J’ai été entrepreneur pendant 23 ans. Aucun ne peut réussir s’il ne sait pas estimer correctement son marché. Tout chef d’entreprise qui veut se lancer dans le secteur du solaire en France sait bien que dans notre pays, il n’y a pas besoin de production électrique supplémentaire à horizon de dix ans. Voire au-delà. Dès lors, pourquoi la puissance publique devrait-elle subventionner ce type d’activité ? Encore une fois, la France est l’exception, le reste du monde reste à décarboner et il représente un marché considérable pour ces mêmes entreprises. Elles peuvent aussi rester sur le marché national et se concentrer sur des composants stratégiques comme les onduleurs, les logiciels de pilotage de la production, les batteries, le solaire hors réseau, etc. Si demain l’Europe interdit ces produits venant de Chine, cela créera un marché considérable !

La Chine cherche désormais à implanter ses usines sur le sol européen. Est-ce une catastrophe ou une opportunité pour l’Europe ?

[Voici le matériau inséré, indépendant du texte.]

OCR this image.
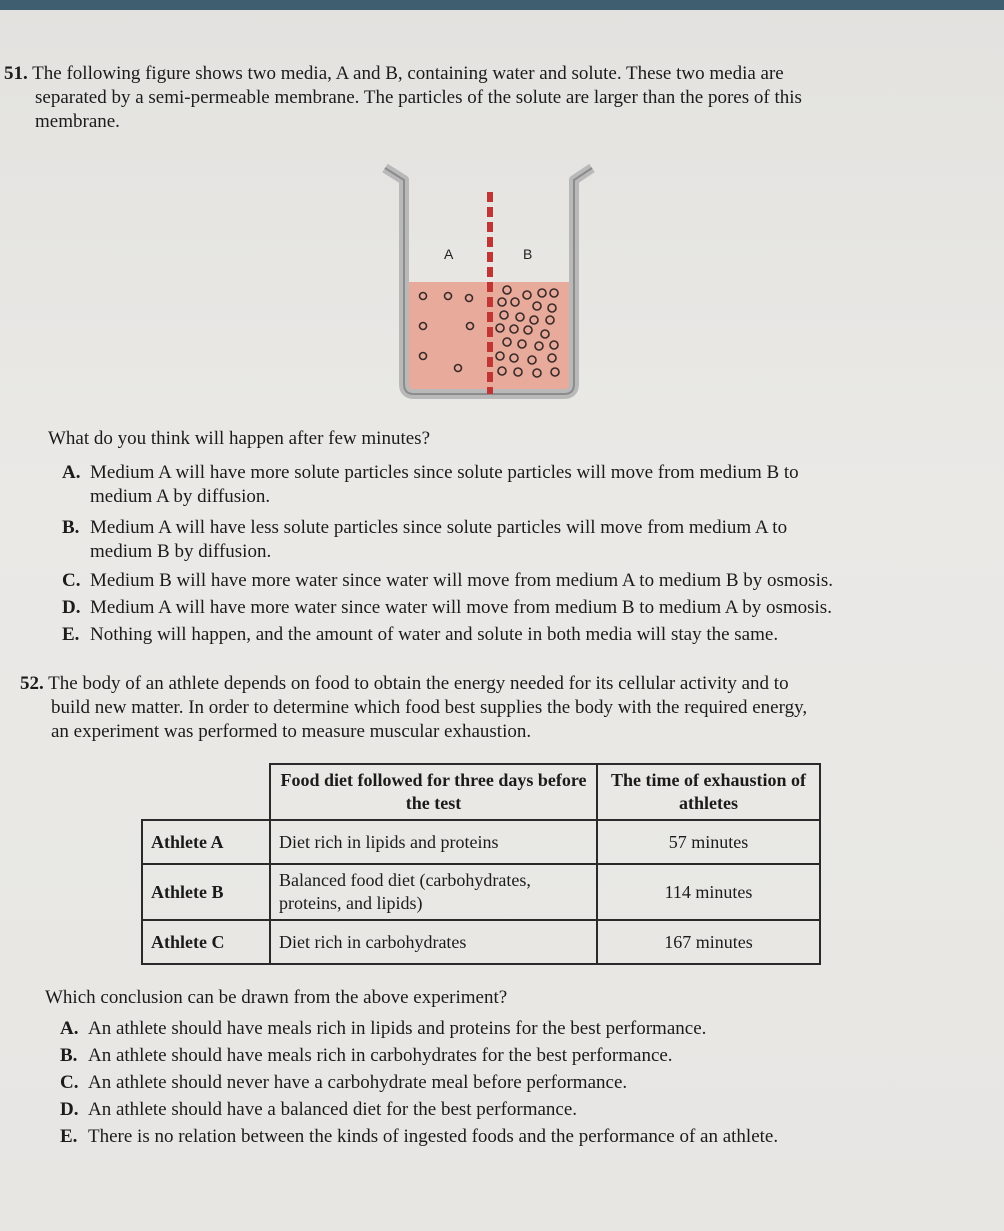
51. The following figure shows two media, A and B, containing water and solute. These two media are
separated by a semi-permeable membrane. The particles of the solute are larger than the pores of this
membrane.
A	B
What do you think will happen after few minutes?
A. Medium A will have more solute particles since solute particles will move from medium B to
medium A by diffusion.
B. Medium A will have less solute particles since solute particles will move from medium A to
medium B by diffusion.
C. Medium B will have more water since water will move from medium A to medium B by osmosis.
D. Medium A will have more water since water will move from medium B to medium A by osmosis.
E. Nothing will happen, and the amount of water and solute in both media will stay the same.
52. The body of an athlete depends on food to obtain the energy needed for its cellular activity and to
build new matter. In order to determine which food best supplies the body with the required energy,
an experiment was performed to measure muscular exhaustion.
	Food diet followed for three days before the test	The time of exhaustion of athletes
Athlete A	Diet rich in lipids and proteins	57 minutes
Athlete B	Balanced food diet (carbohydrates, proteins, and lipids)	114 minutes
Athlete C	Diet rich in carbohydrates	167 minutes
Which conclusion can be drawn from the above experiment?
A. An athlete should have meals rich in lipids and proteins for the best performance.
B. An athlete should have meals rich in carbohydrates for the best performance.
C. An athlete should never have a carbohydrate meal before performance.
D. An athlete should have a balanced diet for the best performance.
E. There is no relation between the kinds of ingested foods and the performance of an athlete.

Les deux thèses s’affrontent. Effectivement, la présence des producteurs chinois sur le sol européen peut nous permettre de monter en gamme. Toute la question est de savoir si l’Europe a la capacité d’imposer à la Chine des clauses favorables en échange de l’ouverture de son marché. Jusqu’ici, le Vieux Continent n’a pas encore démontré qu’il pouvait y parvenir. A l’inverse, d’autres zones du monde ont réussi. C’est le cas de l’Inde. Depuis 2022, elle applique des droits de douane importants sur les modules et les cellules photovoltaïques importés de Chine. En parallèle, elle a mis en place un programme pour soutenir financièrement ses fabricants nationaux. Ces mesures ont déjà permis de tripler la capacité de production de modules en deux ans. Un exemple à méditer pour l’Europe qui doit absolument se ressaisir.